In entering the murky world of the chad rulings of Barth’s courtroom a decade ago, a couple things are clear:
the references by both Baker and the Bush talking points to the Illinois case being only applicable to “hanging chads” are dead wrong, either a mistake or a lie; and
the Chicago Tribune account of it all, which Boies is relying upon—“An indentation in the chad can clearly indicate the voter’s intent”—is too simplistic, whether the fault of the reporter or the source, Pullen attorney Michael Lavelle, or both.

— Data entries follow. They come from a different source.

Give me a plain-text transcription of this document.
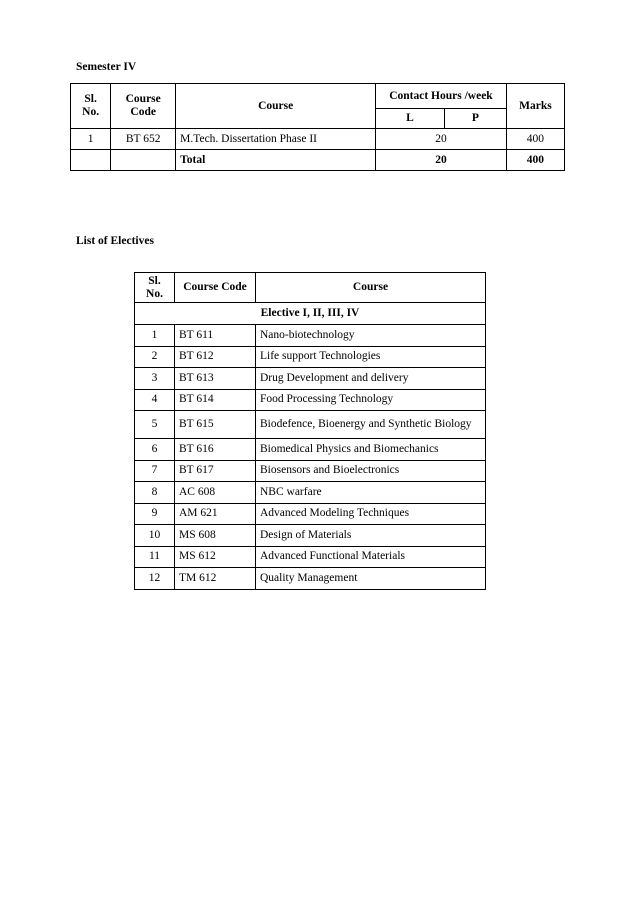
Semester IV
Sl. No.	Course Code	Course	Contact Hours /week		Marks
			L	P	
1	BT 652	M.Tech. Dissertation Phase II	20		400
		Total	20		400
List of Electives
Sl. No.	Course Code	Course
Elective I, II, III, IV		
1	BT 611	Nano-biotechnology
2	BT 612	Life support Technologies
3	BT 613	Drug Development and delivery
4	BT 614	Food Processing Technology
5	BT 615	Biodefence, Bioenergy and Synthetic Biology
6	BT 616	Biomedical Physics and Biomechanics
7	BT 617	Biosensors and Bioelectronics
8	AC 608	NBC warfare
9	AM 621	Advanced Modeling Techniques
10	MS 608	Design of Materials
11	MS 612	Advanced Functional Materials
12	TM 612	Quality Management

On Tuesday night, Gore attorney Mitchell Berger seeks out Lavelle, after having read that day’s Chicago Tribune story. The team is disappointed that the Florida Supreme Court didn’t give them a specific statewide standard other than “intent of the voter.” But since the court did cite Pullen, the team thinks it would be a great idea to get Lavelle to sign an affidavit testifying to the fact that dimples counted in Pullen, as the Tribune story stated.
Shortly before midnight, Berger calls former Democratic committeeman Larry Suffredin, who suggests that Berger conference-call in Illinois state senator John Cullerton, who’s Lavelle’s buddy, and get him to phone Lavelle.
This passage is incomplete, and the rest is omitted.